Abstract Somatic alterations in ATRX (Alpha Thalassemia/Mental Retardation Syndrome X-linked), a member of SWI/SNF family chromatin regulator has been found to be frequently mutated in diffuse gliomas and defines molecular subtypes with aggressive behavior. Mechanistically, ATRX regulates incorporation of histone H3.3 into chromatin sites across the genome, maintains alternative lengthening of telomeres and establishes genomic distribution of polycomb responsive genes. To understand in depth role of ATRX in gliomas, we performed ChIP-seq and/or Cut-and-tag for histone marks that define active transcription, enhancers, repressors, gene bodies and CTCF on Atrx intact and deficient mNPCs (mouse Neural Progenitor Cells).

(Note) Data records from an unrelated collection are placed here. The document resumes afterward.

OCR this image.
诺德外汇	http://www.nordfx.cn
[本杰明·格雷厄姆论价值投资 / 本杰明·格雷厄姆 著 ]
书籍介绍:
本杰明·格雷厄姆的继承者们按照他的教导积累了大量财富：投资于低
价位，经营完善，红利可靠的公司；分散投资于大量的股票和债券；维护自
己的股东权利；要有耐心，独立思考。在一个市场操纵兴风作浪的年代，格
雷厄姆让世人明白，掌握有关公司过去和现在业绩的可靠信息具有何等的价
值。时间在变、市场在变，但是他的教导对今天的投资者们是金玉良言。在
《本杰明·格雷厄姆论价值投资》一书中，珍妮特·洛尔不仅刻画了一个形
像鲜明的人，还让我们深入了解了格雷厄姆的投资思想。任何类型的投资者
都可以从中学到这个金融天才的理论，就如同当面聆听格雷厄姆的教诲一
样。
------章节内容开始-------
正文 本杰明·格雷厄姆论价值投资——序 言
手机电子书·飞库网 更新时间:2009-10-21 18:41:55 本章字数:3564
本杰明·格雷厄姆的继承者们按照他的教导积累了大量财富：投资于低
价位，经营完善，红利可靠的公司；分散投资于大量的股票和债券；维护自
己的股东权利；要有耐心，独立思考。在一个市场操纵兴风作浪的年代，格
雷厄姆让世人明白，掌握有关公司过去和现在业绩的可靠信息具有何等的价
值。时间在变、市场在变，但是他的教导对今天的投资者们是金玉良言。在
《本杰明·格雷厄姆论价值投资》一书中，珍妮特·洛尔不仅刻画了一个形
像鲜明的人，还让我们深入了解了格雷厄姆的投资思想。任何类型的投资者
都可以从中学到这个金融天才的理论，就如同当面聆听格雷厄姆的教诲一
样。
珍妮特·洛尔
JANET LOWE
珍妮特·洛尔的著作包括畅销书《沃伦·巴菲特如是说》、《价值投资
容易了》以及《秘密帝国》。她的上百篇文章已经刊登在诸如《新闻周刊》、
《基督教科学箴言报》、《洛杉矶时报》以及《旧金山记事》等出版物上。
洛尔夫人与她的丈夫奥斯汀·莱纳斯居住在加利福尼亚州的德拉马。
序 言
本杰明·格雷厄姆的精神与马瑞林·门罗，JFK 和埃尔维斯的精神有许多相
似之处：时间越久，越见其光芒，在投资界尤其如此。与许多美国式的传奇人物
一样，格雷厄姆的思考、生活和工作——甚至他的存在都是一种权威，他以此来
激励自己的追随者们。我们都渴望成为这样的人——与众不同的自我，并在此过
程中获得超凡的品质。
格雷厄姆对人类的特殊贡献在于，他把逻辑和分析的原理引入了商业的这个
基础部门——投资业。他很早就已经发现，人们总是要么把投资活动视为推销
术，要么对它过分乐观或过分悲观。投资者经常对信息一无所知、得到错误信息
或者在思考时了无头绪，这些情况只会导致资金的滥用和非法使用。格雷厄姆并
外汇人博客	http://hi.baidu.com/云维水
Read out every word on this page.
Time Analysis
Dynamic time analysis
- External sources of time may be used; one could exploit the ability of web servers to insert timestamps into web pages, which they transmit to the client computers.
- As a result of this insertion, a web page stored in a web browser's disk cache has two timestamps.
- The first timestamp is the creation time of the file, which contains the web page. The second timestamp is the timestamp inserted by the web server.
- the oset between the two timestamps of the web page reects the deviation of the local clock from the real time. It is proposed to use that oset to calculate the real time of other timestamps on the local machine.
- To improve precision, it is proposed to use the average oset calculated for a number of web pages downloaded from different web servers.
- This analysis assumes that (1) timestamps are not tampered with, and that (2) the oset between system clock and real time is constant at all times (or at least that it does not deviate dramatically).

Our integrated analysis reports depletion of H3K9me3 loci’s that coincidently enriched with Atrx binding sites and Lamina-Associated Domains with genes enriched for cell cycle, motility and chromosome organization. This chromatin perturbations at heterochromatin domains was further confirmed in our Hi-C analysis with switching of A-B and B-A compartments, reorganization of TADs with occasional CTCF marks and gain of novel interacting loops that showed gene expression leakage required for gliomagenesis using Capture Hi-C. Notably, we observed aberrant levels of endogenous retroviral elements (ERVs) family members, including upregulation of Line-1 elements in mNPCs and patient derived glioma stem cells (GSCs) and our analysis shows increased copy number variations in ATRX deficient gliomas as a consequence of Line-1 activation in these subsets of tumors. Finally, our integrated omics- analysis demonstrates enrichment of super-enhancers in Atrx deficient background with several putative druggable candidates for clinical benefits. As an example, we show presence of H3K27ac super-enhancer over HOXA locus and targeting pan-HOXA genes using small inhibitor peptides diminished proliferation and migration of mNPCs and GSCs with increased in cell apoptosis with alterations in downstream developmental signaling pathways. To summarize,our data establishes tangible links between Atrx deficiency and multiscale dysregulated cellular phenotype in gliomas with identifying novel targets for therapy.